Oww! U thought rug burn was bad! Fuckin carseat burn hurts like a mother!!!
Wtf?
Use the slutty part of ur brain.
Just saw actual Chinese people doing a Chinese firedrill. Good day.
i had the all of mcdonalds chanting USA as he motorboated you
For the record, chili cheese fritos are not a chaser.
Restaurants Roasting People Who Gave Them Negative Yelp Reviews (25 Pics)
broke the door off of my fridge tryin to have a indoor rodeo
You kept trying to throw the grocery cart off the balcony.
I can affiliate each flavor of Copenhagen to a different one night stand. I really love Texas.

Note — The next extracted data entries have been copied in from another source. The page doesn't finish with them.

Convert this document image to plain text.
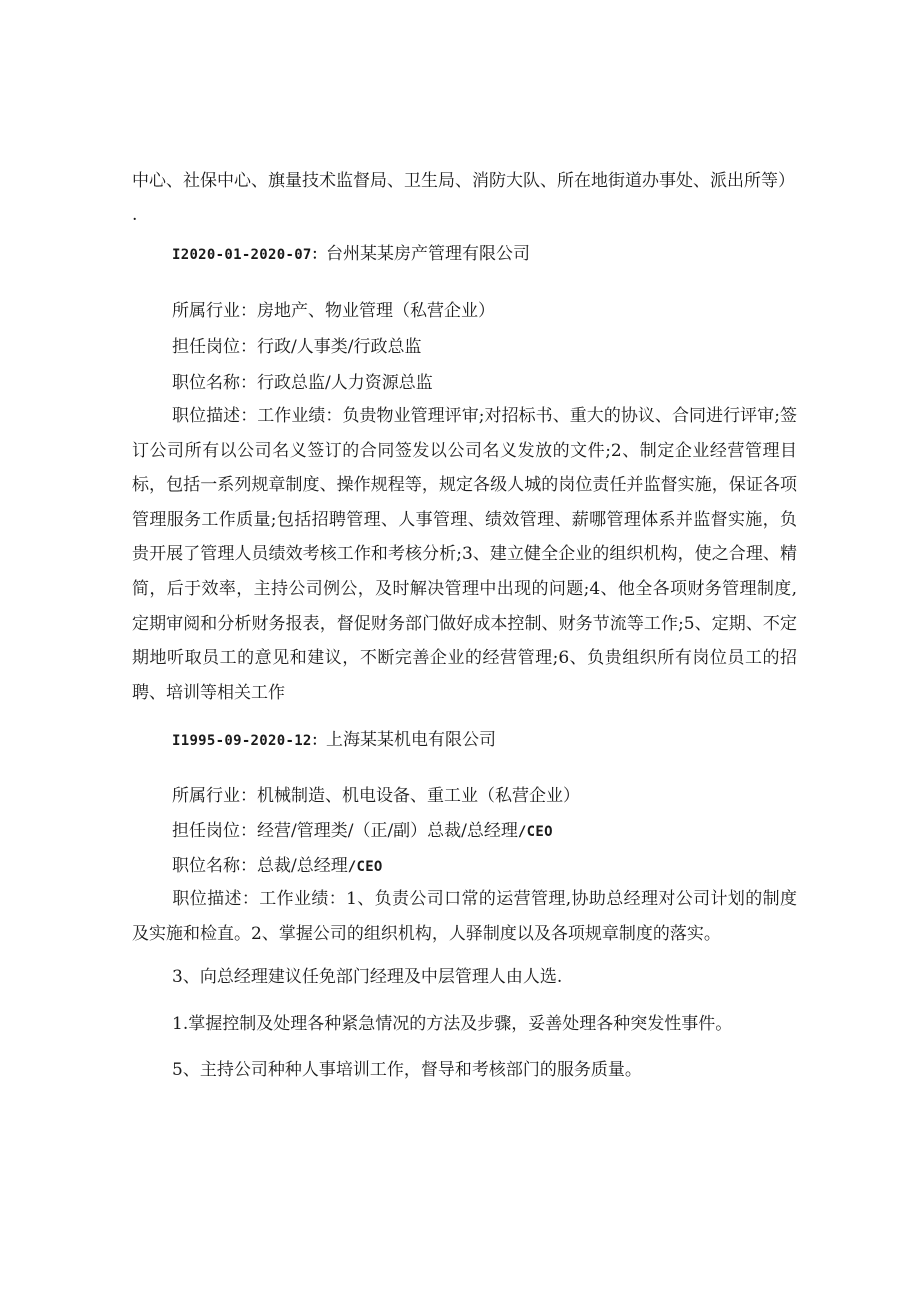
中心、社保中心、旗量技术监督局、卫生局、消防大队、所在地街道办事处、派出所等）
.
I2020-01-2020-07：台州某某房产管理有限公司
所属行业：房地产、物业管理（私营企业）
担任岗位：行政/人事类/行政总监
职位名称：行政总监/人力资源总监
职位描述：工作业绩：负贵物业管理评审;对招标书、重大的协议、合同进行评审;签订公司所有以公司名义签订的合同签发以公司名义发放的文件;2、制定企业经营管理目标，包括一系列规章制度、操作规程等，规定各级人城的岗位责任并监督实施，保证各项管理服务工作质量;包括招聘管理、人事管理、绩效管理、薪哪管理体系并监督实施，负贵开展了管理人员绩效考核工作和考核分析;3、建立健全企业的组织机构，使之合理、精简，后于效率，主持公司例公，及时解决管理中出现的问题;4、他全各项财务管理制度,定期审阅和分析财务报表，督促财务部门做好成本控制、财务节流等工作;5、定期、不定期地听取员工的意见和建议，不断完善企业的经营管理;6、负贵组织所有岗位员工的招聘、培训等相关工作
I1995-09-2020-12：上海某某机电有限公司
所属行业：机械制造、机电设备、重工业（私营企业）
担任岗位：经营/管理类/（正/副）总裁/总经理/CEO
职位名称：总裁/总经理/CEO
职位描述：工作业绩：1、负责公司口常的运营管理,协助总经理对公司计划的制度及实施和检直。2、掌握公司的组织机构，人驿制度以及各项规章制度的落实。
3、向总经理建议任免部门经理及中层管理人由人选.
1.掌握控制及处理各种紧急情况的方法及步骤，妥善处理各种突发性事件。
5、主持公司种种人事培训工作，督导和考核部门的服务质量。
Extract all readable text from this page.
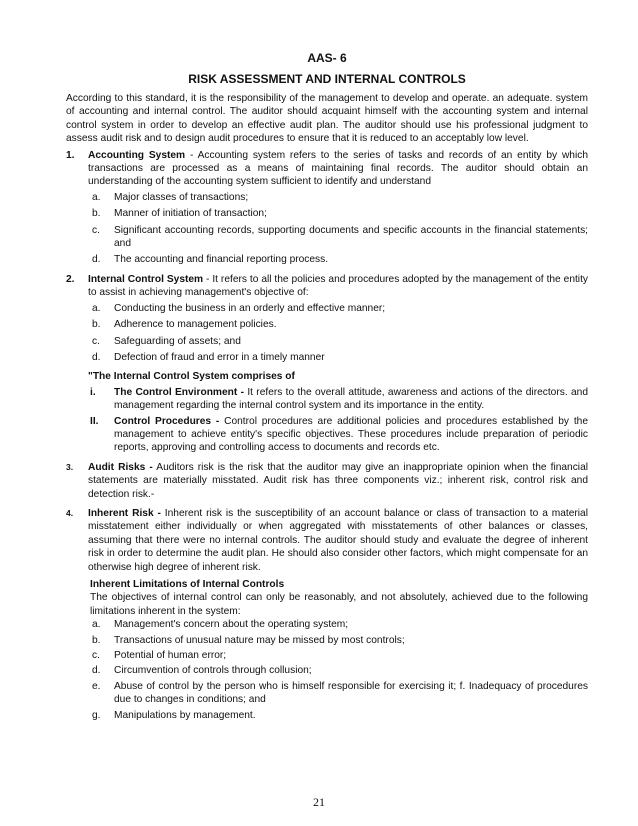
AAS- 6
RISK ASSESSMENT AND INTERNAL CONTROLS

According to this standard, it is the responsibility of the management to develop and operate. an adequate. system of accounting and internal control. The auditor should acquaint himself with the accounting system and internal control system in order to develop an effective audit plan. The auditor should use his professional judgment to assess audit risk and to design audit procedures to ensure that it is reduced to an acceptably low level.

1.	Accounting System - Accounting system refers to the series of tasks and records of an entity by which transactions are processed as a means of maintaining final records. The auditor should obtain an understanding of the accounting system sufficient to identify and understand
a.	Major classes of transactions;
b.	Manner of initiation of transaction;
c.	Significant accounting records, supporting documents and specific accounts in the financial statements; and
d.	The accounting and financial reporting process.
2.	Internal Control System - It refers to all the policies and procedures adopted by the management of the entity to assist in achieving management's objective of:
a.	Conducting the business in an orderly and effective manner;
b.	Adherence to management policies.
c.	Safeguarding of assets; and
d.	Defection of fraud and error in a timely manner
"The Internal Control System comprises of
i.	The Control Environment - It refers to the overall attitude, awareness and actions of the directors. and management regarding the internal control system and its importance in the entity.
II.	Control Procedures - Control procedures are additional policies and procedures established by the management to achieve entity's specific objectives. These procedures include preparation of periodic reports, approving and controlling access to documents and records etc.
3.	Audit Risks - Auditors risk is the risk that the auditor may give an inappropriate opinion when the financial statements are materially misstated. Audit risk has three components viz.; inherent risk, control risk and detection risk.-
4.	Inherent Risk - Inherent risk is the susceptibility of an account balance or class of transaction to a material misstatement either individually or when aggregated with misstatements of other balances or classes, assuming that there were no internal controls. The auditor should study and evaluate the degree of inherent risk in order to determine the audit plan. He should also consider other factors, which might compensate for an otherwise high degree of inherent risk.
Inherent Limitations of Internal Controls
The objectives of internal control can only be reasonably, and not absolutely, achieved due to the following limitations inherent in the system:
a.	Management's concern about the operating system;
b.	Transactions of unusual nature may be missed by most controls;
c.	Potential of human error;
d.	Circumvention of controls through collusion;
e.	Abuse of control by the person who is himself responsible for exercising it; f. Inadequacy of procedures due to changes in conditions; and
g.	Manipulations by management.
21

that was THE gayest party i've ever been to
To be fair, the theme was Cabaret. I don't know what you were expecting.
I think I was the only one who knew you were acting like you weren't drunk in public issues discussion this morning. Make sure you thank me in your Academy Award Speech someday.
Woman Posts Harassing DMs From Creep Online, Now He’s Upset Because People Told His Mom
There's someone howling in the parking lot. Haha.
I just bought a 1/4 oz of pot from a coworker who's old enough to be my grandfather...I'm never leaving Portland.
We had sex while watching the republican debate. I'm not sure how he maintained an erection watching Donald Trump speak.
Like I said, all hypothetical...unless, of course, you'd be into that. My heart may skip a beat.
Being an adult is fun. You can experience a break up, then go fuck someone else in the woods.
Got pulled over today for going 90 in a 40 zone with my leg out of the window. Still got out of the ticket. I'm getting way too good at this. Wanna trade bodies so we can see if it's my boobs or my charm?